This exotic metal and wood mask with textile train was made by the Marka (or Warka) people of Mali. It is reminiscent of Bambara/Bamana models, but differs in the rendering of the facial features. The basic design is a metallic inverted triangle, the lower end removed to provide a square chin. The brow is prominent and angular along the tops of the eyes, resulting in a helmet-like appearance which is heightened by the high relief of the nose, which is long and divides the recessed face in half, and the flaps that hang down beside the temples on either side. The apex of the mask is crowned with three brass leaf-shaped decorations, positioned centrally and to each side, behind which there is a large (iron?) disc surrounded with perforations. The whole mask is attached to a large, predominantly red textile with geometric and figurative designs.

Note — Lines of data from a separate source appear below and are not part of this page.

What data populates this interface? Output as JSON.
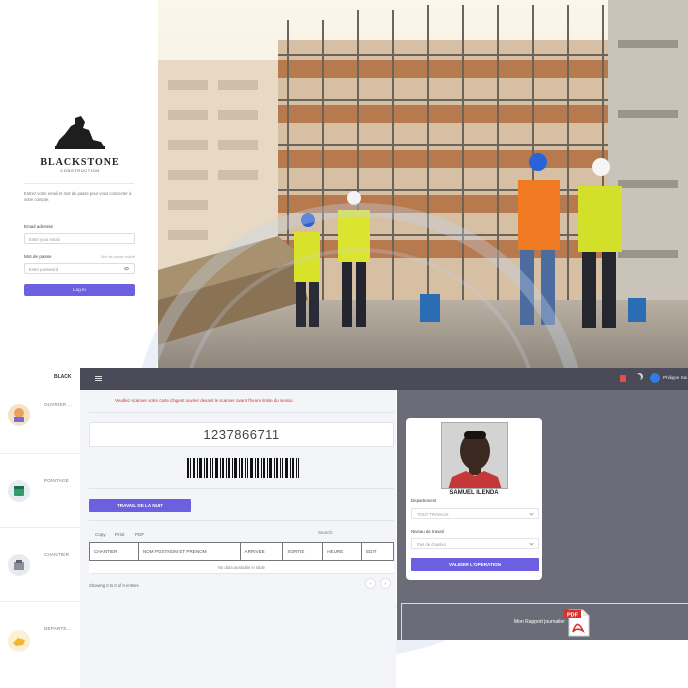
{
  "login": {
    "brand_name": "BLACKSTONE",
    "brand_sub": "CONSTRUCTION",
    "intro": "Entrez votre email et mot de passe pour vous connecter à votre compte.",
    "email_label": "Email adresse",
    "email_placeholder": "Enter your email",
    "password_label": "Mot de passe",
    "forgot_link": "Mot de passe oublié",
    "password_placeholder": "Enter password",
    "login_button": "Log In"
  },
  "sidebar": {
    "logo": "BLACK",
    "items": [
      {
        "label": "OUVRIER ...",
        "icon": "worker-icon"
      },
      {
        "label": "POINTAGE",
        "icon": "calendar-icon"
      },
      {
        "label": "CHANTIER",
        "icon": "crane-icon"
      },
      {
        "label": "DEPARTE...",
        "icon": "hand-icon"
      }
    ]
  },
  "topbar": {
    "user_name": "Philippe Sai",
    "icons": [
      "menu-icon",
      "flag-icon",
      "moon-icon",
      "user-avatar"
    ]
  },
  "main": {
    "alert": "Veuillez scanner votre carte d'agent ouvrier devant le scanner avant l'heure limite du sessio.",
    "scan_value": "1237866711",
    "night_button": "TRAVAIL DE LA NUIT",
    "export_buttons": [
      "Copy",
      "Print",
      "PDF"
    ],
    "search_label": "Search:",
    "table": {
      "headers": [
        "CHANTIER",
        "NOM POSTNOM ET PRENOM",
        "ARRIVEE",
        "SORTIE",
        "HEURE",
        "EDIT"
      ],
      "empty_message": "No data available in table"
    },
    "showing": "Showing 0 to 0 of 0 entries",
    "pagination": [
      "‹",
      "›"
    ]
  },
  "card": {
    "name": "SAMUEL ILENDA",
    "department_label": "Departement",
    "department_value": "TOUT TRAVAUX",
    "level_label": "Niveau de travail",
    "level_value": "Pas de chantier",
    "validate_button": "VALIDER L'OPERATION"
  },
  "report": {
    "label": "Mon Rapport journalier",
    "icon": "pdf-icon",
    "icon_text": "PDF"
  },
  "colors": {
    "accent": "#6c5fe0",
    "topbar": "#4a4a59",
    "panel": "#6c6c78",
    "alert": "#c0392b"
  }
}
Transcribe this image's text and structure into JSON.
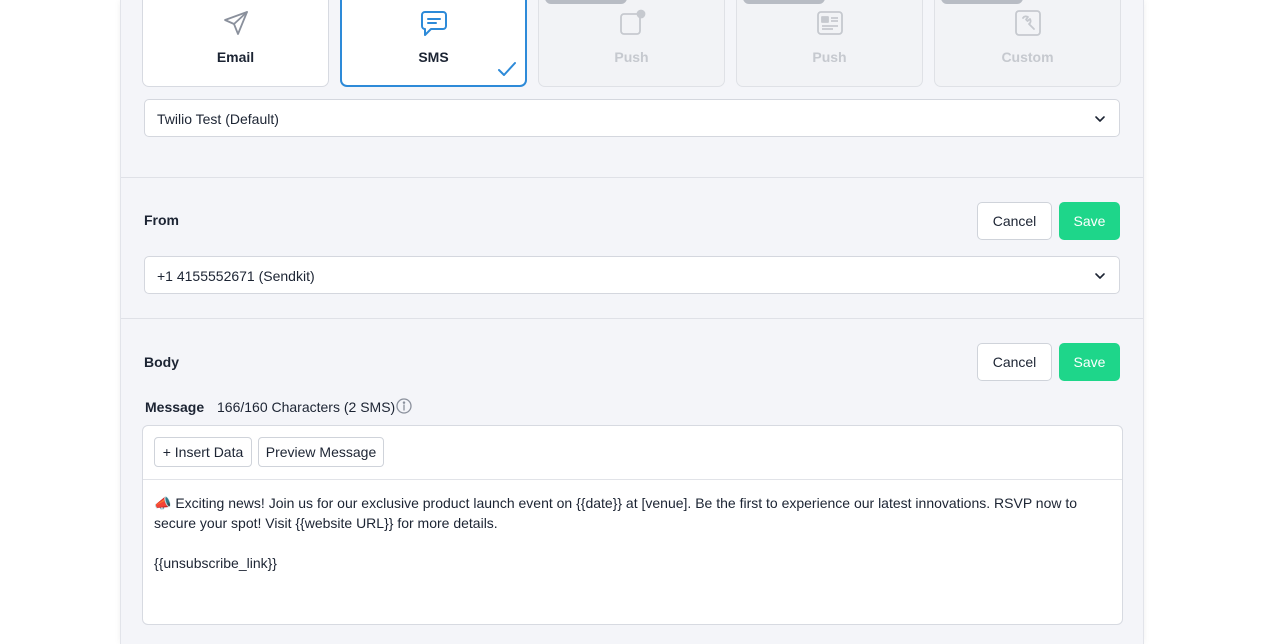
{
  "channels": [
    {
      "label": "Email",
      "icon": "paper-plane-icon",
      "state": "normal"
    },
    {
      "label": "SMS",
      "icon": "chat-bubble-icon",
      "state": "selected"
    },
    {
      "label": "Push",
      "icon": "mobile-notification-icon",
      "state": "disabled"
    },
    {
      "label": "Push",
      "icon": "in-app-message-icon",
      "state": "disabled"
    },
    {
      "label": "Custom",
      "icon": "wrench-icon",
      "state": "disabled"
    }
  ],
  "provider": {
    "value": "Twilio Test (Default)"
  },
  "from": {
    "title": "From",
    "cancel_label": "Cancel",
    "save_label": "Save",
    "value": "+1 4155552671 (Sendkit)"
  },
  "body": {
    "title": "Body",
    "cancel_label": "Cancel",
    "save_label": "Save",
    "message_label": "Message",
    "char_count": "166/160 Characters (2 SMS)",
    "insert_data_label": "+ Insert Data",
    "preview_label": "Preview Message",
    "message_line1": "📣 Exciting news! Join us for our exclusive product launch event on {{date}} at [venue]. Be the first to experience our latest innovations. RSVP now to secure your spot! Visit {{website URL}} for more details.",
    "message_line2": "{{unsubscribe_link}}"
  },
  "colors": {
    "accent": "#2d8ad8",
    "save": "#1ed68a",
    "panel_bg": "#f4f5f9"
  }
}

The Marka (or Maraca, or Warka) are a comparatively understudied group from NW Mali. Their nearest neighbours are the Bambara/Bamana, the Soninke and the Bozo, with which they have a great deal in common, which displaying certain cultural characteristics that mark them out. Part of this is attributable to their history: they were once exceedingly powerful due to their control of important trade routes across the Sahara, and demanding tribute from travellers. Their subsequent (early 19th century) alliance with the Bambara/Bamana proved to be disastrous when the latter was defeated by Islamic groups from the north, with which the Marka were technically aligned but had ignored in favour of economic security. The result was notable marginalisation, from which stems much of their individuality. They are particularly noted for their puppet shows (as are the Bozo) and for their masks, which bear similarity to Bambara models but tend to be possess more rounded features. They were used for various ceremonies, as well as for entertainment.
This is a dynamic and impressive piece of African art.